For the three months ended March 31, 2025, we recognized an additional gain of $10.0 million, which is included in “gain (loss) on derecognition of assets” in our consolidated statement of operations that increased the contract asset by a corresponding amount. The KEYS Pool A and the KEYS Pool B mortgage loans, as well as all accrued and unpaid interest, default charges and late fees will remain liabilities until final resolution with the lenders is concluded, and thus are included in “indebtedness associated with hotels in receivership” and “accrued interest associated with hotels in receivership” on our consolidated balance sheets.

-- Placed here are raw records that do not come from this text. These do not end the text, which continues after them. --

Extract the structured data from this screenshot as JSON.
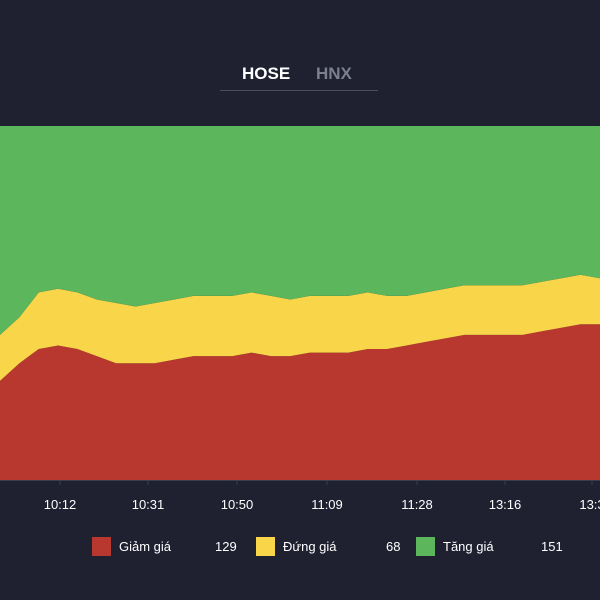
{
  "tabs": {
    "active": "HOSE",
    "items": [
      {
        "label": "HOSE"
      },
      {
        "label": "HNX"
      }
    ]
  },
  "colors": {
    "background": "#1f2130",
    "axis_text": "#ffffff",
    "tab_inactive": "#7c7f8c"
  },
  "chart_data": {
    "type": "area",
    "stacking": "percent",
    "x": [
      "10:00",
      "10:05",
      "10:08",
      "10:12",
      "10:16",
      "10:20",
      "10:24",
      "10:28",
      "10:31",
      "10:35",
      "10:39",
      "10:43",
      "10:46",
      "10:50",
      "10:54",
      "10:58",
      "11:02",
      "11:05",
      "11:09",
      "11:13",
      "11:17",
      "11:21",
      "11:24",
      "11:28",
      "13:04",
      "13:08",
      "13:12",
      "13:16",
      "13:20",
      "13:24",
      "13:28",
      "13:30"
    ],
    "x_tick_labels": [
      "10:12",
      "10:31",
      "10:50",
      "11:09",
      "11:28",
      "13:16",
      "13:3"
    ],
    "ylim": [
      0,
      100
    ],
    "grid": false,
    "legend_position": "bottom",
    "series": [
      {
        "name": "Giảm giá",
        "count": "129",
        "color": "#b8372e",
        "values": [
          28,
          33,
          37,
          38,
          37,
          35,
          33,
          33,
          33,
          34,
          35,
          35,
          35,
          36,
          35,
          35,
          36,
          36,
          36,
          37,
          37,
          38,
          39,
          40,
          41,
          41,
          41,
          41,
          42,
          43,
          44,
          44
        ]
      },
      {
        "name": "Đứng giá",
        "count": "68",
        "color": "#f9d54a",
        "values": [
          13,
          13,
          16,
          16,
          16,
          16,
          17,
          16,
          17,
          17,
          17,
          17,
          17,
          17,
          17,
          16,
          16,
          16,
          16,
          16,
          15,
          14,
          14,
          14,
          14,
          14,
          14,
          14,
          14,
          14,
          14,
          13
        ]
      },
      {
        "name": "Tăng giá",
        "count": "151",
        "color": "#5cb65c",
        "values": [
          59,
          54,
          47,
          46,
          47,
          49,
          50,
          51,
          50,
          49,
          48,
          48,
          48,
          47,
          48,
          49,
          48,
          48,
          48,
          47,
          48,
          48,
          47,
          46,
          45,
          45,
          45,
          45,
          44,
          43,
          42,
          43
        ]
      }
    ]
  }
}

On March 6, 2025, the $22.1 million non-recourse mortgage loan secured by the Hilton Scotts Valley reached final maturity and was not repaid resulting in a default under the terms and conditions of the mortgage loan agreement.
We have extension options relating to certain property-level loans that will permit us to extend the maturity date of our loans if certain conditions are satisfied at the respective extension dates, including the achievement of debt yield targets required in order to extend such loans. To the extent we decide to extend the maturity date of the debt outstanding under the loans, we may be required to prepay a significant amount of the loans in order to meet the required debt yield.
If we violate covenants in our debt agreements, we could be required to repay all or a portion of our indebtedness before maturity at a time when we might be unable to arrange financing for such repayment on attractive terms, if at all. As of March 31, 2025, we were in compliance with all covenants related to mortgage loans, except where noted above. The assets of certain of our subsidiaries are pledged under non-recourse indebtedness and are not available to satisfy the debts and other obligations of Ashford Trust or Ashford Trust OP, our operating partnership, and the liabilities of such subsidiaries do not constitute the obligations of Ashford Trust or Ashford Trust OP.
Interest Rate Derivatives—We use interest rate caps and floors to hedge our debt and cash flows, which are recorded at fair value. Payments from counterparties on in-the-money interest rate caps and floors are recognized as realized gains on our condensed consolidated statements of operations. See note 9.
Compound Embedded Debt Derivative—On February 12, 2025, we repaid the outstanding balance on on our corporate strategic financing with Oaktree Capital Management, L.P. (the “Oaktree Credit Agreement”), which included an exit fee of $30.0 million. Prior to the repayment date, the exit fee was considered under the applicable accounting guidance an embedded derivative liability that met the criteria for bifurcation from the debt host and was measured at estimated fair value at each reporting period. See note 9.